Thai Fish Curry Recipe

Thai curry paste

While living in England I was lucky (or skilled!) enough to have a recipe published in The Fairtrade Everyday Cookbook. Recipes, using Fairtrade ingredients, were submitted from across the UK and the best were published alongside those of celebrities and chefs. The launch party was also excellent.

However, aside from me showing off my recipe to anyone with the time to look, the book has been underutilised. As part of my new weekly meal planning regime (something which is making life very easy indeed), I’m choosing a random recipe from a random cookbook each week.

Last week it was the Thai fish curry which was submitted by Karen Darnton from Somerset. This recipe is a brilliant example of how easily you can make a tasty Thai style curry without resorting to jars or packets.

Begin by making the curry paste. Into a blender, put two red chillis, the juice and zest of one lime, 2 stalks of lemongrass* (roughly chop these first, and the younger and more tender the better), a generous teaspoon of ginger paste, 4 cloves of garlic, 1 small onion (peeled and roughly chopped), one finely sliced kaffir lime leaf (my addition because I happen to have some in the freezer – leave it out if you don’t have any to hand) and a good splash of Thai fish sauce.

Whizzy this up and you have your paste. This you can make in advance – it will keep quite happily in the fridge in a sealed container for a day or two.

When you’re ready to eat, heat a wok with a small amount of oil (peanut oil or other neutrally flavoured oil) and, when hot, add the curry paste and stir fry for a couple of minutes. You want the pan hot so that it sizzles, and you’ll need to stir to stop it from sticking.

Add a tin of coconut milk, mix well and bring to a simmer.

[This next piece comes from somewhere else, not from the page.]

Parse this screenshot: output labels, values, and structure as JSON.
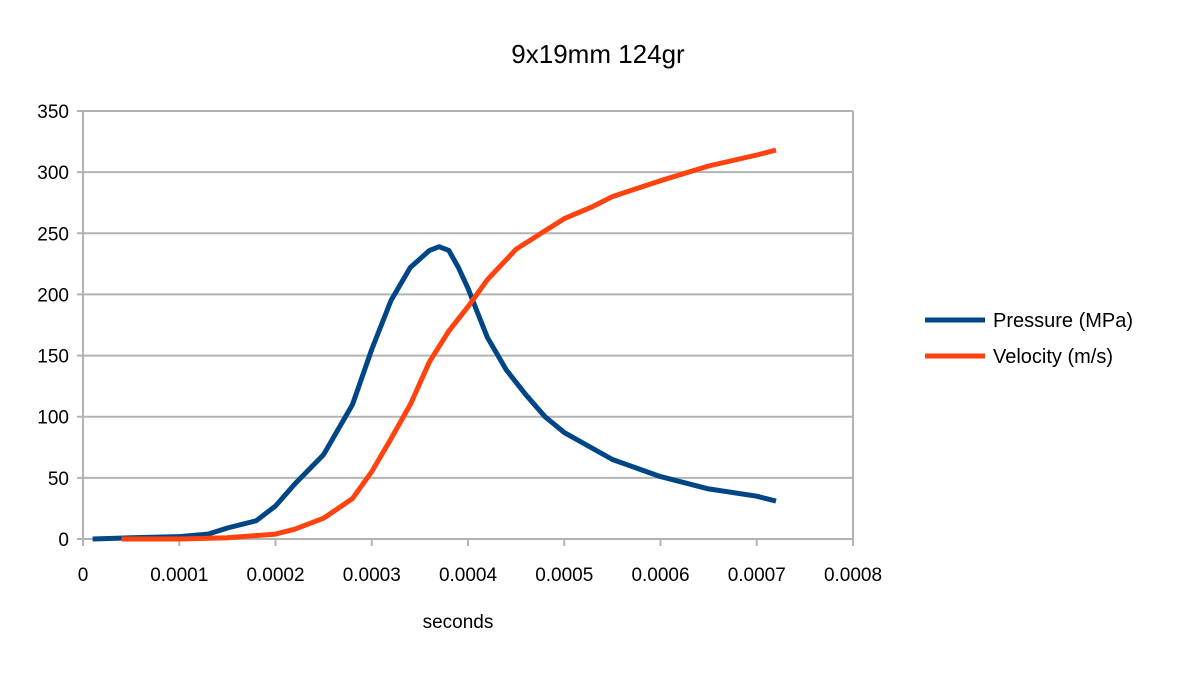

Next – add your fish. The original recipe used cod, I used barramundi (my barra had the skin on – and normally I would advocate this – but for this recipe, prefer skin off). You want a firm white fish that won’t collapse. You could also use prawns or even chicken thighs (although then it would be a Thai chicken curry …). If using fish, choose Australian and sustainably fished.

Simmer the curry until the fish is cooked.

The original recipe at this point starts adding things like mango or pineapple to the curry but that’s not how I roll, at all. I added a single serve of hokkien noodles to the pot and simmered away until the noodles were separated and hot. So now I had some kind of cross between curry and laksa.

Finally, taste the sauce and add fish sauce or lime juice as required.

Finish with a garnish of coriander and serve immediately.

While this was not the most complex (or, probably, authentic!) Thai curry I’ve ever eaten it certainly ticked all the mid-week meal boxes. Prep in advance, quick to assemble when you’re ready to eat, and tasty to boot. Definitely one we’ll return to.

* As an aside, lemongrass freezes. If you buy a packet from the supermarket, freeze the leftover stems in a snaplock bag. They defrost quickly. Freezing does make them a little tough so be sure to remove the outer layers before using.